Here's my quick take.

1) Avoid the pat answers that make an AdCom member immediately tune out:

"Brown appeals to me as a college option because of its emphasis on liberal education."

2) This, on the other hand is solid:

"At Brown, I don't have to be a conglomeration of letters, numbers, or credits. I can be myself."

Of course, I'd like to see more specific insight into why Brown is the right fit for you...what about specific classes, student leadership opportunities, etc? A liberal arts education can be obtained just about anywhere...what is it about Brown's unique offerings???? Get specific. It will help advance your case.

3) I also don't completely understand your academic trajectory.

"Furthermore, the connection between music and neuroscience allows me to study two interdisciplinary subjects at ease. The connection, the link between the two would also help me in furthering my cultural music studies and widen my career pathways to incorporate music therapy in my path of medicine."
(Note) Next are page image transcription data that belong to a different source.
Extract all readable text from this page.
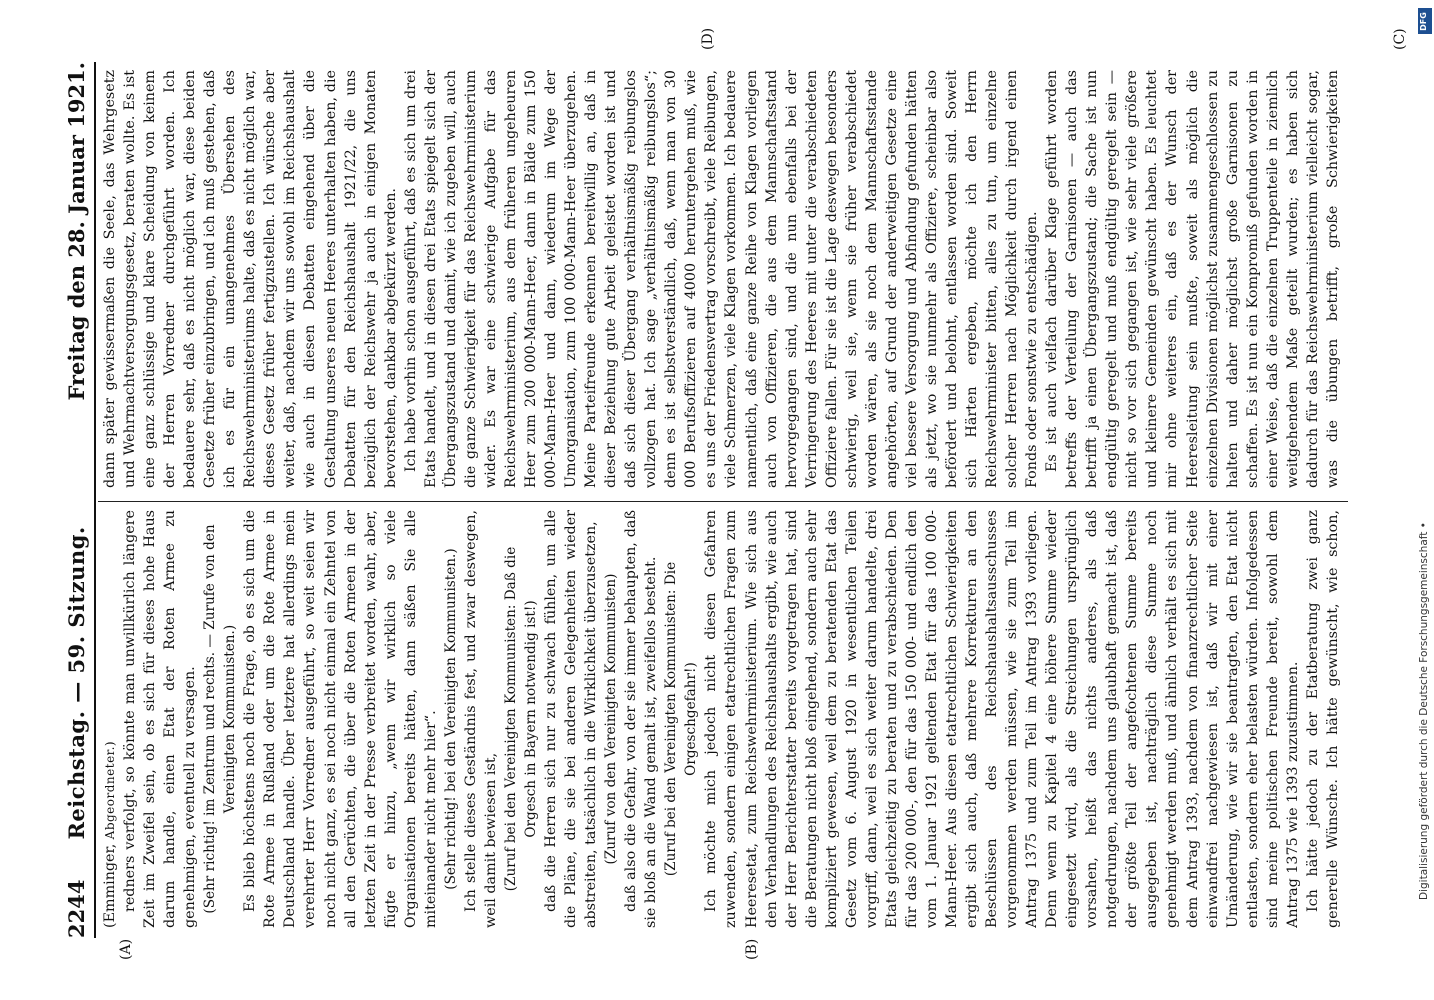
2244
Reichstag. — 59. Sitzung.
Freitag den 28. Januar 1921.
(A)	(B)
(C)
(D)

(Emminger, Abgeordneter.) redners verfolgt, so könnte man unwillkürlich längere Zeit im Zweifel sein, ob es sich für dieses hohe Haus darum handle, einen Etat der Roten Armee zu genehmigen, eventuell zu versagen. (Sehr richtig! im Zentrum und rechts. — Zurufe von den Vereinigten Kommunisten.) Es blieb höchstens noch die Frage, ob es sich um die Rote Armee in Rußland oder um die Rote Armee in Deutschland handle. Über letztere hat allerdings mein verehrter Herr Vorredner ausgeführt, so weit seien wir noch nicht ganz, es sei noch nicht einmal ein Zehntel von all den Gerüchten, die über die Roten Armeen in der letzten Zeit in der Presse verbreitet worden, wahr, aber, fügte er hinzu, „wenn wir wirklich so viele Organisationen bereits hätten, dann säßen Sie alle miteinander nicht mehr hier“. (Sehr richtig! bei den Vereinigten Kommunisten.) Ich stelle dieses Geständnis fest, und zwar deswegen, weil damit bewiesen ist, (Zuruf bei den Vereinigten Kommunisten: Daß die Orgesch in Bayern notwendig ist!) daß die Herren sich nur zu schwach fühlen, um alle die Pläne, die sie bei anderen Gelegenheiten wieder abstreiten, tatsächlich in die Wirklichkeit überzusetzen, (Zuruf von den Vereinigten Kommunisten) daß also die Gefahr, von der sie immer behaupten, daß sie bloß an die Wand gemalt ist, zweifellos besteht. (Zuruf bei den Vereinigten Kommunisten: Die Orgeschgefahr!) Ich möchte mich jedoch nicht diesen Gefahren zuwenden, sondern einigen etatrechtlichen Fragen zum Heeresetat, zum Reichswehrministerium. Wie sich aus den Verhandlungen des Reichshaushalts ergibt, wie auch der Herr Berichterstatter bereits vorgetragen hat, sind die Beratungen nicht bloß eingehend, sondern auch sehr kompliziert gewesen, weil dem zu beratenden Etat das Gesetz vom 6. August 1920 in wesentlichen Teilen vorgriff, dann, weil es sich weiter darum handelte, drei Etats gleichzeitig zu beraten und zu verabschieden. Den für das 200 000-, den für das 150 000- und endlich den vom 1. Januar 1921 geltenden Etat für das 100 000-Mann-Heer. Aus diesen etatrechtlichen Schwierigkeiten ergibt sich auch, daß mehrere Korrekturen an den Beschlüssen des Reichshaushaltsausschusses vorgenommen werden müssen, wie sie zum Teil im Antrag 1375 und zum Teil im Antrag 1393 vorliegen. Denn wenn zu Kapitel 4 eine höhere Summe wieder eingesetzt wird, als die Streichungen ursprünglich vorsahen, heißt das nichts anderes, als daß notgedrungen, nachdem uns glaubhaft gemacht ist, daß der größte Teil der angefochtenen Summe bereits ausgegeben ist, nachträglich diese Summe noch genehmigt werden muß, und ähnlich verhält es sich mit dem Antrag 1393, nachdem von finanzrechtlicher Seite einwandfrei nachgewiesen ist, daß wir mit einer Umänderung, wie wir sie beantragten, den Etat nicht entlasten, sondern eher belasten würden. Infolgedessen sind meine politischen Freunde bereit, sowohl dem Antrag 1375 wie 1393 zuzustimmen. Ich hätte jedoch zu der Etatberatung zwei ganz generelle Wünsche. Ich hätte gewünscht, wie schon,

dann später gewissermaßen die Seele, das Wehrgesetz und Wehrmachtversorgungsgesetz, beraten wollte. Es ist eine ganz schlüssige und klare Scheidung von keinem der Herren Vorredner durchgeführt worden. Ich bedauere sehr, daß es nicht möglich war, diese beiden Gesetze früher einzubringen, und ich muß gestehen, daß ich es für ein unangenehmes Übersehen des Reichswehrministeriums halte, daß es nicht möglich war, dieses Gesetz früher fertigzustellen. Ich wünsche aber weiter, daß, nachdem wir uns sowohl im Reichshaushalt wie auch in diesen Debatten eingehend über die Gestaltung unseres neuen Heeres unterhalten haben, die Debatten für den Reichshaushalt 1921/22, die uns bezüglich der Reichswehr ja auch in einigen Monaten bevorstehen, dankbar abgekürzt werden. Ich habe vorhin schon ausgeführt, daß es sich um drei Etats handelt, und in diesen drei Etats spiegelt sich der Übergangszustand und damit, wie ich zugeben will, auch die ganze Schwierigkeit für das Reichswehrministerium wider. Es war eine schwierige Aufgabe für das Reichswehrministerium, aus dem früheren ungeheuren Heer zum 200 000-Mann-Heer, dann in Bälde zum 150 000-Mann-Heer und dann, wiederum im Wege der Umorganisation, zum 100 000-Mann-Heer überzugehen. Meine Parteifreunde erkennen bereitwillig an, daß in dieser Beziehung gute Arbeit geleistet worden ist und daß sich dieser Übergang verhältnismäßig reibungslos vollzogen hat. Ich sage „verhältnismäßig reibungslos“; denn es ist selbstverständlich, daß, wenn man von 30 000 Berufsoffizieren auf 4000 heruntergehen muß, wie es uns der Friedensvertrag vorschreibt, viele Reibungen, viele Schmerzen, viele Klagen vorkommen. Ich bedauere namentlich, daß eine ganze Reihe von Klagen vorliegen auch von Offizieren, die aus dem Mannschaftsstand hervorgegangen sind, und die nun ebenfalls bei der Verringerung des Heeres mit unter die verabschiedeten Offiziere fallen. Für sie ist die Lage deswegen besonders schwierig, weil sie, wenn sie früher verabschiedet worden wären, als sie noch dem Mannschaftsstande angehörten, auf Grund der anderweitigen Gesetze eine viel bessere Versorgung und Abfindung gefunden hätten als jetzt, wo sie nunmehr als Offiziere, scheinbar also befördert und belohnt, entlassen worden sind. Soweit sich Härten ergeben, möchte ich den Herrn Reichswehrminister bitten, alles zu tun, um einzelne solcher Herren nach Möglichkeit durch irgend einen Fonds oder sonstwie zu entschädigen. Es ist auch vielfach darüber Klage geführt worden betreffs der Verteilung der Garnisonen — auch das betrifft ja einen Übergangszustand; die Sache ist nun endgültig geregelt und muß endgültig geregelt sein — nicht so vor sich gegangen ist, wie sehr viele größere und kleinere Gemeinden gewünscht haben. Es leuchtet mir ohne weiteres ein, daß es der Wunsch der Heeresleitung sein mußte, soweit als möglich die einzelnen Divisionen möglichst zusammengeschlossen zu halten und daher möglichst große Garnisonen zu schaffen. Es ist nun ein Kompromiß gefunden worden in einer Weise, daß die einzelnen Truppenteile in ziemlich weitgehendem Maße geteilt wurden; es haben sich dadurch für das Reichswehrministerium vielleicht sogar, was die übungen betrifft, große Schwierigkeiten

Digitalisierung gefördert durch die Deutsche Forschungsgemeinschaft •
DFG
So, you'd like to combine anthro/music with science--are there unique tracks in the PLME program where these interests can converge? What about cognitive science? What about professors whose work appeals to you? You're not the expert (yet), but you can aim to flesh out your interests to show they're really substantial and valid.
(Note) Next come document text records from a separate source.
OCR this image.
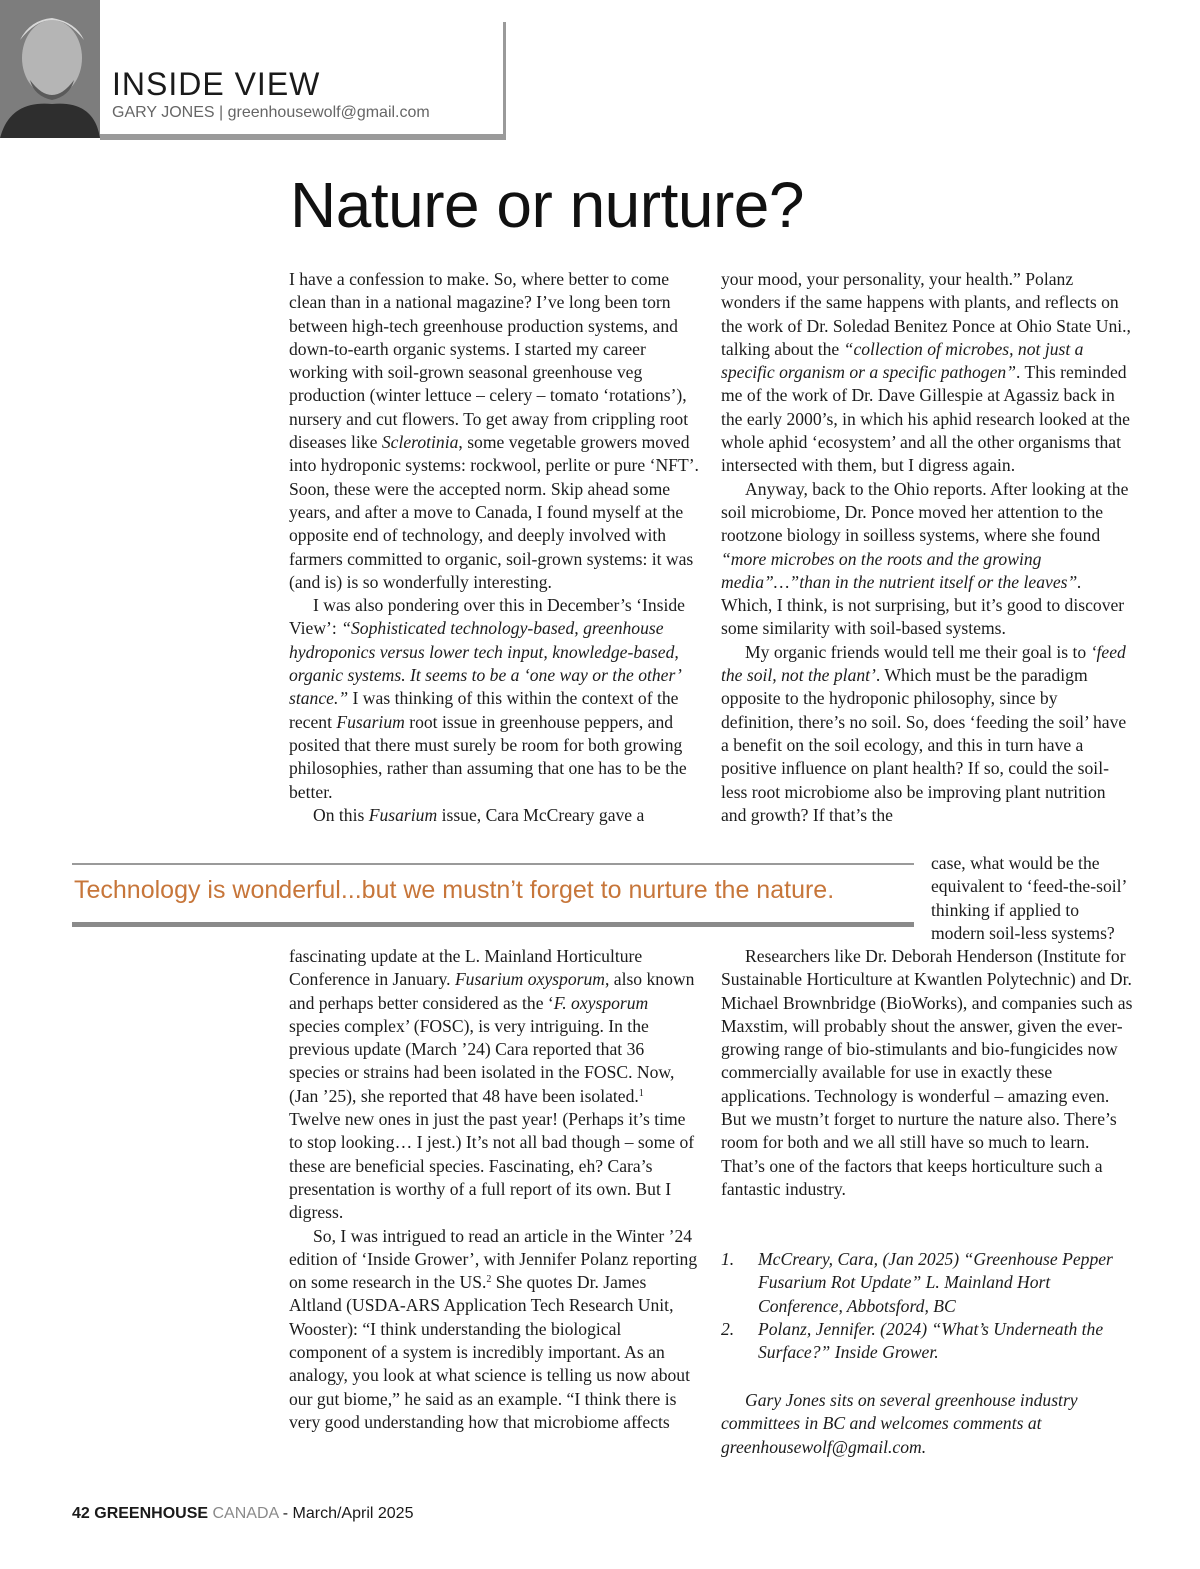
INSIDE VIEW
GARY JONES | greenhousewolf@gmail.com
Nature or nurture?

I have a confession to make. So, where better to come clean than in a national magazine? I’ve long been torn between high-tech greenhouse production systems, and down-to-earth organic systems. I started my career working with soil-grown seasonal greenhouse veg production (winter lettuce – celery – tomato ‘rotations’), nursery and cut flowers. To get away from crippling root diseases like Sclerotinia, some vegetable growers moved into hydroponic systems: rockwool, perlite or pure ‘NFT’. Soon, these were the accepted norm. Skip ahead some years, and after a move to Canada, I found myself at the opposite end of technology, and deeply involved with farmers committed to organic, soil-grown systems: it was (and is) is so wonderfully interesting.

I was also pondering over this in December’s ‘Inside View’: “Sophisticated technology-based, greenhouse hydroponics versus lower tech input, knowledge-based, organic systems. It seems to be a ‘one way or the other’ stance.” I was thinking of this within the context of the recent Fusarium root issue in greenhouse peppers, and posited that there must surely be room for both growing philosophies, rather than assuming that one has to be the better.

On this Fusarium issue, Cara McCreary gave a

your mood, your personality, your health.” Polanz wonders if the same happens with plants, and reflects on the work of Dr. Soledad Benitez Ponce at Ohio State Uni., talking about the “collection of microbes, not just a specific organism or a specific pathogen”. This reminded me of the work of Dr. Dave Gillespie at Agassiz back in the early 2000’s, in which his aphid research looked at the whole aphid ‘ecosystem’ and all the other organisms that intersected with them, but I digress again.

Anyway, back to the Ohio reports. After looking at the soil microbiome, Dr. Ponce moved her attention to the rootzone biology in soilless systems, where she found “more microbes on the roots and the growing media”…”than in the nutrient itself or the leaves”. Which, I think, is not surprising, but it’s good to discover some similarity with soil-based systems.

My organic friends would tell me their goal is to ‘feed the soil, not the plant’. Which must be the paradigm opposite to the hydroponic philosophy, since by definition, there’s no soil. So, does ‘feeding the soil’ have a benefit on the soil ecology, and this in turn have a positive influence on plant health? If so, could the soil-less root microbiome also be improving plant nutrition and growth? If that’s the

case, what would be the equivalent to ‘feed-the-soil’ thinking if applied to modern soil-less systems?
Technology is wonderful...but we mustn’t forget to nurture the nature.

fascinating update at the L. Mainland Horticulture Conference in January. Fusarium oxysporum, also known and perhaps better considered as the ‘F. oxysporum species complex’ (FOSC), is very intriguing. In the previous update (March ’24) Cara reported that 36 species or strains had been isolated in the FOSC. Now, (Jan ’25), she reported that 48 have been isolated.$^1$ Twelve new ones in just the past year! (Perhaps it’s time to stop looking… I jest.) It’s not all bad though – some of these are beneficial species. Fascinating, eh? Cara’s presentation is worthy of a full report of its own. But I digress.

So, I was intrigued to read an article in the Winter ’24 edition of ‘Inside Grower’, with Jennifer Polanz reporting on some research in the US.$^2$ She quotes Dr. James Altland (USDA-ARS Application Tech Research Unit, Wooster): “I think understanding the biological component of a system is incredibly important. As an analogy, you look at what science is telling us now about our gut biome,” he said as an example. “I think there is very good understanding how that microbiome affects

Researchers like Dr. Deborah Henderson (Institute for Sustainable Horticulture at Kwantlen Polytechnic) and Dr. Michael Brownbridge (BioWorks), and companies such as Maxstim, will probably shout the answer, given the ever-growing range of bio-stimulants and bio-fungicides now commercially available for use in exactly these applications. Technology is wonderful – amazing even. But we mustn’t forget to nurture the nature also. There’s room for both and we all still have so much to learn. That’s one of the factors that keeps horticulture such a fantastic industry.

1.	McCreary, Cara, (Jan 2025) “Greenhouse Pepper Fusarium Rot Update” L. Mainland Hort Conference, Abbotsford, BC
2.	Polanz, Jennifer. (2024) “What’s Underneath the Surface?” Inside Grower.
Gary Jones sits on several greenhouse industry committees in BC and welcomes comments at greenhousewolf@gmail.com.
42 GREENHOUSE CANADA - March/April 2025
Hope this helps!!! Solid work so far...keep going!

Best,
Brooke
Ivy Eyes Editing
cleary21 2 / 5  
Oct 20, 2010   #3
Last line of that first answer is very powerful. Within that first answer the concept is great and most of the word choice is solid. My only complaint would be change constricted to restricted, then change restrict in your 3rd line to dictate or contain. Your last two sentences are great, but while I understand the sentence about students being inspired and whatnot, and you did use the words correctly, it sort of breaks from the general theme of the rest of the paragraph, in other words its one sentence of elevated diction and an otherwise unelevated piece.
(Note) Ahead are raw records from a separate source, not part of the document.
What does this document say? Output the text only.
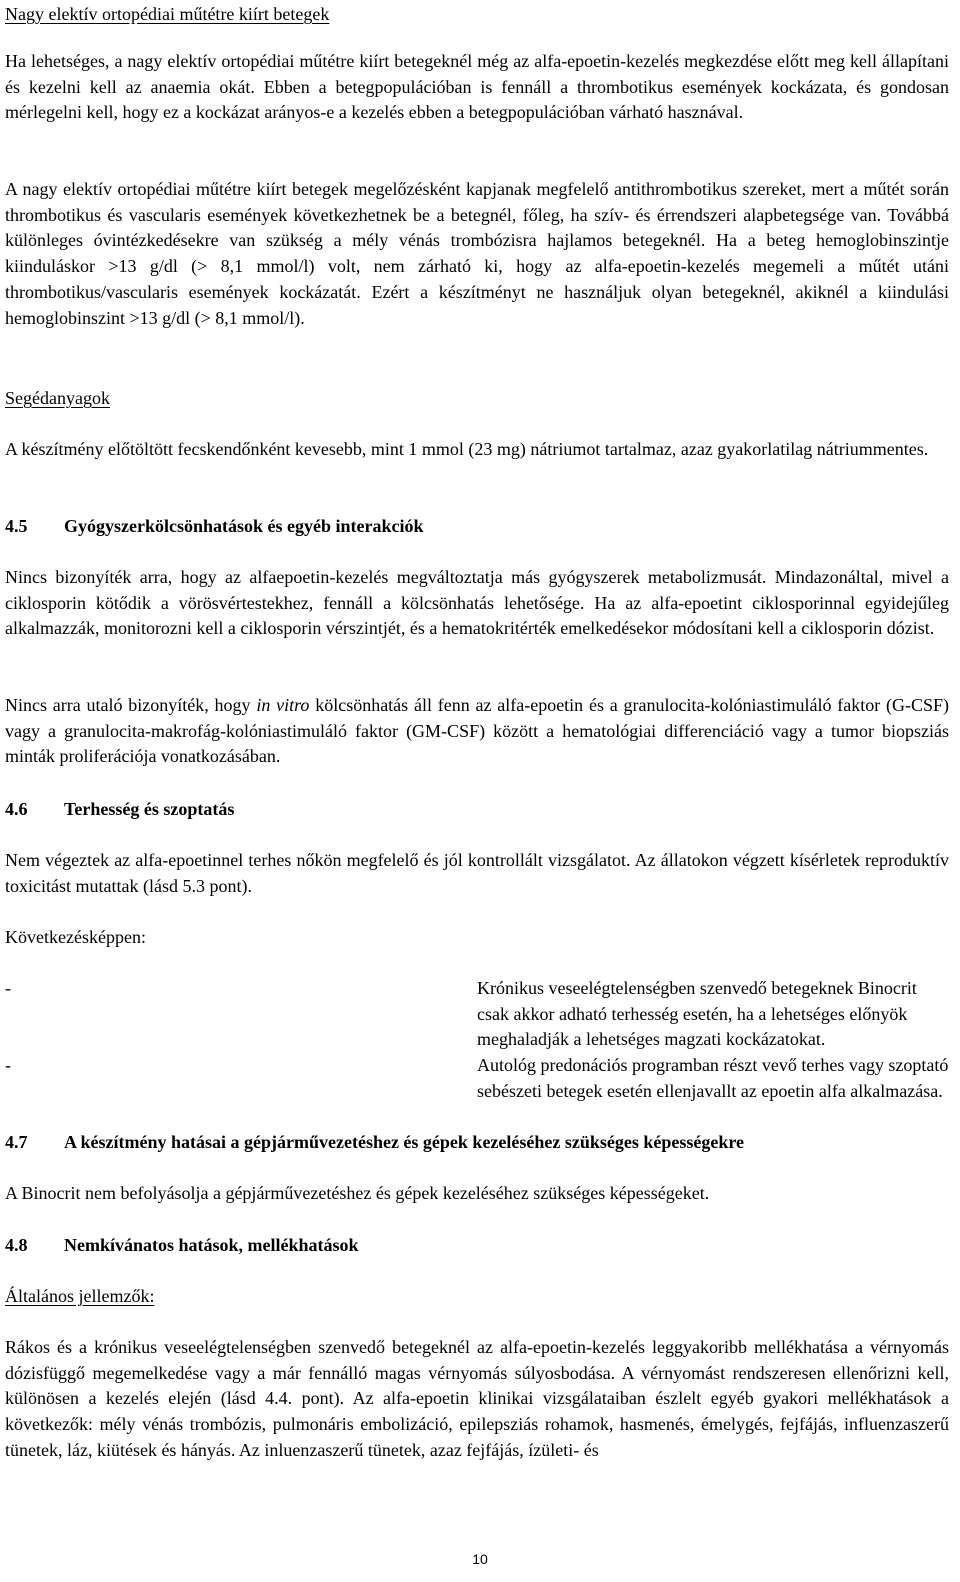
Nagy elektív ortopédiai műtétre kiírt betegek

Ha lehetséges, a nagy elektív ortopédiai műtétre kiírt betegeknél még az alfa-epoetin-kezelés megkezdése előtt meg kell állapítani és kezelni kell az anaemia okát. Ebben a betegpopulációban is fennáll a thrombotikus események kockázata, és gondosan mérlegelni kell, hogy ez a kockázat arányos-e a kezelés ebben a betegpopulációban várható hasznával.

A nagy elektív ortopédiai műtétre kiírt betegek megelőzésként kapjanak megfelelő antithrombotikus szereket, mert a műtét során thrombotikus és vascularis események következhetnek be a betegnél, főleg, ha szív- és érrendszeri alapbetegsége van. Továbbá különleges óvintézkedésekre van szükség a mély vénás trombózisra hajlamos betegeknél. Ha a beteg hemoglobinszintje kiinduláskor >13 g/dl (> 8,1 mmol/l) volt, nem zárható ki, hogy az alfa-epoetin-kezelés megemeli a műtét utáni thrombotikus/vascularis események kockázatát. Ezért a készítményt ne használjuk olyan betegeknél, akiknél a kiindulási hemoglobinszint >13 g/dl (> 8,1 mmol/l).

Segédanyagok

A készítmény előtöltött fecskendőnként kevesebb, mint 1 mmol (23 mg) nátriumot tartalmaz, azaz gyakorlatilag nátriummentes.

4.5 Gyógyszerkölcsönhatások és egyéb interakciók

Nincs bizonyíték arra, hogy az alfaepoetin-kezelés megváltoztatja más gyógyszerek metabolizmusát. Mindazonáltal, mivel a ciklosporin kötődik a vörösvértestekhez, fennáll a kölcsönhatás lehetősége. Ha az alfa-epoetint ciklosporinnal egyidejűleg alkalmazzák, monitorozni kell a ciklosporin vérszintjét, és a hematokritérték emelkedésekor módosítani kell a ciklosporin dózist.

Nincs arra utaló bizonyíték, hogy in vitro kölcsönhatás áll fenn az alfa-epoetin és a granulocita-kolóniastimuláló faktor (G-CSF) vagy a granulocita-makrofág-kolóniastimuláló faktor (GM-CSF) között a hematológiai differenciáció vagy a tumor biopsziás minták proliferációja vonatkozásában.

4.6 Terhesség és szoptatás

Nem végeztek az alfa-epoetinnel terhes nőkön megfelelő és jól kontrollált vizsgálatot. Az állatokon végzett kísérletek reproduktív toxicitást mutattak (lásd 5.3 pont).

Következésképpen:

-	Krónikus veseelégtelenségben szenvedő betegeknek Binocrit csak akkor adható terhesség esetén, ha a lehetséges előnyök meghaladják a lehetséges magzati kockázatokat.

-	Autológ predonációs programban részt vevő terhes vagy szoptató sebészeti betegek esetén ellenjavallt az epoetin alfa alkalmazása.

4.7 A készítmény hatásai a gépjárművezetéshez és gépek kezeléséhez szükséges képességekre

A Binocrit nem befolyásolja a gépjárművezetéshez és gépek kezeléséhez szükséges képességeket.

4.8 Nemkívánatos hatások, mellékhatások

Általános jellemzők:

Rákos és a krónikus veseelégtelenségben szenvedő betegeknél az alfa-epoetin-kezelés leggyakoribb mellékhatása a vérnyomás dózisfüggő megemelkedése vagy a már fennálló magas vérnyomás súlyosbodása. A vérnyomást rendszeresen ellenőrizni kell, különösen a kezelés elején (lásd 4.4. pont). Az alfa-epoetin klinikai vizsgálataiban észlelt egyéb gyakori mellékhatások a következők: mély vénás trombózis, pulmonáris embolizáció, epilepsziás rohamok, hasmenés, émelygés, fejfájás, influenzaszerű tünetek, láz, kiütések és hányás. Az inluenzaszerű tünetek, azaz fejfájás, ízületi- és

10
Second Answer, change microchip with, to microchip THROUGH which, the word with makes the brain seem like a companion organ, where in reality we kind of need it no matter what. Change more accurately to more specifically. I notice you use many of transitional words/conjuctive adverbs. Rather than starting a sentence with furthermore, however, yet, or some shit like that, try to use a verb instead. It may cause you to have to reconfigure the sentence but it sounds a hell of a lot better. No at ease, its with ease.

I'm not a supergenius, and brown is probably gonna reject me when I apply, but I've done real well in my comp classes and I'm a solid writer. I'm no mod, but my feedback is half-decent.
OP ragarasika 2 / 6  
Oct 21, 2010   #4
Ok, Thank you for the great advice!!! I will work on putting these points in my essay and update it as soon as possible.